Tuesday, May 13, 2008

Einstein's Beliefs

It was said that the red shift changed Einstein's beliefs. Edwin Hubble showed Einstein that the universe was not a steady state, perpetual existence. That the universe is expanding and therefore had a beginning. Einstein had two reactions. First that his equations had been correct, without need for the cosmic fudge factor he had thought necessary to insert. Second, the universe had been created.

Albert Einstein always came to his own conclusions, and this trait held for religions too. In the article by Guardian science correspondent James Randerson, both sides of Einstein's belief system come to light. In a previously unknown 1954 letter to a religious author, Einstein waxed more than skeptical. His words are downright cynical. He rejects God, the Bible, and the separateness of the Jewish peoples, of which he counts himself one.

Yet, as the article correctly shows, Einstein had generally shown a variety of beliefs. What he didn't seem to like was the use of either religion or of atheism as tool for abuse, as a weapon. One of my favorite Einsteinisms is also quoted in this evenhanded treatment by Randerson:

"The eternal mystery of the world is its comprehensibility."

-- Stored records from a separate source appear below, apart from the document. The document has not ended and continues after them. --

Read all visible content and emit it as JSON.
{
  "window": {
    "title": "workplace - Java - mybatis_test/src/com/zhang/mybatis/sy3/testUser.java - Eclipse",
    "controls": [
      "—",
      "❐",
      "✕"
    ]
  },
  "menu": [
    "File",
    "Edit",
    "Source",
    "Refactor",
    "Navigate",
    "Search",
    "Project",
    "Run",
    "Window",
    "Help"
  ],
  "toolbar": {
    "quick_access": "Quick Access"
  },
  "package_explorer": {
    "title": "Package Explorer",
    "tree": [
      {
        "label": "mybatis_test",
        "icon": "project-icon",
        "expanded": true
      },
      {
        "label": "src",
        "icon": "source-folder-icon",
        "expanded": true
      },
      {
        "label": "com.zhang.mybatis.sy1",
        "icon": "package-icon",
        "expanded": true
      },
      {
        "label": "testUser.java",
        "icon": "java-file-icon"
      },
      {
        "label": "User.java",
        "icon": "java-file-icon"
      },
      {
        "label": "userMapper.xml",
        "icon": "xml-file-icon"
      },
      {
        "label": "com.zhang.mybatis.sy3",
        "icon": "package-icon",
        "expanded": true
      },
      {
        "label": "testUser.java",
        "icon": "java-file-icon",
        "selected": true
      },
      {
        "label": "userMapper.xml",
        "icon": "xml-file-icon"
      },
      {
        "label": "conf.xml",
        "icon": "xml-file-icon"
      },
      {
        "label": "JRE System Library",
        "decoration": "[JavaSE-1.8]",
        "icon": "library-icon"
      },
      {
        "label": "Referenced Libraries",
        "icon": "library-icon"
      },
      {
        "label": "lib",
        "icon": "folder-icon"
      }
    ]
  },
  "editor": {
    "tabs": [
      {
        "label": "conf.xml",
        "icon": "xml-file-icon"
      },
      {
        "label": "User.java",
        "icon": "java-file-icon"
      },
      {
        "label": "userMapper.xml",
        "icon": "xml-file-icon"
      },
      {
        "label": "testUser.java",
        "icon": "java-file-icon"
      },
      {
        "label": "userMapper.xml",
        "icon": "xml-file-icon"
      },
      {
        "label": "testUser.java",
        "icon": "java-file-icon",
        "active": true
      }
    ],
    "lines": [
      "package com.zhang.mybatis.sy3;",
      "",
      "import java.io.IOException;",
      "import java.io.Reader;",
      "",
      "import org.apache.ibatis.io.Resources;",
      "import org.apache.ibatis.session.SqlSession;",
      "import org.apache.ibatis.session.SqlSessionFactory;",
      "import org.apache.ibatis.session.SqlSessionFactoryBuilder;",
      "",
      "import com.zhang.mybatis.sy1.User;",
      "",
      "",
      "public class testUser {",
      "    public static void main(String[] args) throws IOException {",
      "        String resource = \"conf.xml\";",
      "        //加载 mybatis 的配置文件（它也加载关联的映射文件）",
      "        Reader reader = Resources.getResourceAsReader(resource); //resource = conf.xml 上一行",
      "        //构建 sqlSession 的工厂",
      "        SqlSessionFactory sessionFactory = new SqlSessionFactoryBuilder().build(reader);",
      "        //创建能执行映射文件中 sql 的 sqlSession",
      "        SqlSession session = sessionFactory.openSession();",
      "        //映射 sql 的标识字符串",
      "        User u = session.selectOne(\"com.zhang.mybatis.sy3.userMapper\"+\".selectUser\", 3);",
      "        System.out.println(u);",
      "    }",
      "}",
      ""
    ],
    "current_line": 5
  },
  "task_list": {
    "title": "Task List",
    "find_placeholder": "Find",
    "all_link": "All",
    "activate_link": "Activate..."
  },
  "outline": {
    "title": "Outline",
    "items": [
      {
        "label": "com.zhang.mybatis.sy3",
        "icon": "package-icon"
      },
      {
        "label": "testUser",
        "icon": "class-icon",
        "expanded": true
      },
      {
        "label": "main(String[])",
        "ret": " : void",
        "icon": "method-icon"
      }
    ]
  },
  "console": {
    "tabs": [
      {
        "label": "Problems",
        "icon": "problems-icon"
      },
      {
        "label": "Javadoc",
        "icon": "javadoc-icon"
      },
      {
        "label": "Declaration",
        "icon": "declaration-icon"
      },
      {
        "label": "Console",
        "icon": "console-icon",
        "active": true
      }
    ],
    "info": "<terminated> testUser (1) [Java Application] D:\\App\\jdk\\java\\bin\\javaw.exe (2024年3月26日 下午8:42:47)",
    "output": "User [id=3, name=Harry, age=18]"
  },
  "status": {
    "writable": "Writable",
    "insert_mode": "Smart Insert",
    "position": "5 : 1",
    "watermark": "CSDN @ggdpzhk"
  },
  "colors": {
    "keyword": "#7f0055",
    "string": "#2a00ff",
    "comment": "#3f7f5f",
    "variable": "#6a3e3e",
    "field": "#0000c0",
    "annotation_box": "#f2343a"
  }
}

Why should this be so? Why should the product of a cosmic explosion be able to question and perhaps ultimately come to understand the entire process? What Einstein knew is that he didn't know, and couldn't, the answer to this conundrum. And that is one of the things that sets him apart from modern atheo-scientists.

1 comment:

Anonymous said...

Samuel Skinner
Actually, that would make him an atheism. You see, all you need to do is not be a believer and you are an atheist.

Finally, something having a beginning does not imply creation.

A better hypothesis is that Einstein was a spiritual person who venerated knowledge, the universe and humanity and used the word religion to describe those things.

You are making a mystery where there is none. The reason it is comprehensible is we have the crib notes of 6000 years of human effort. If we didn't have that it would be incomprehensible.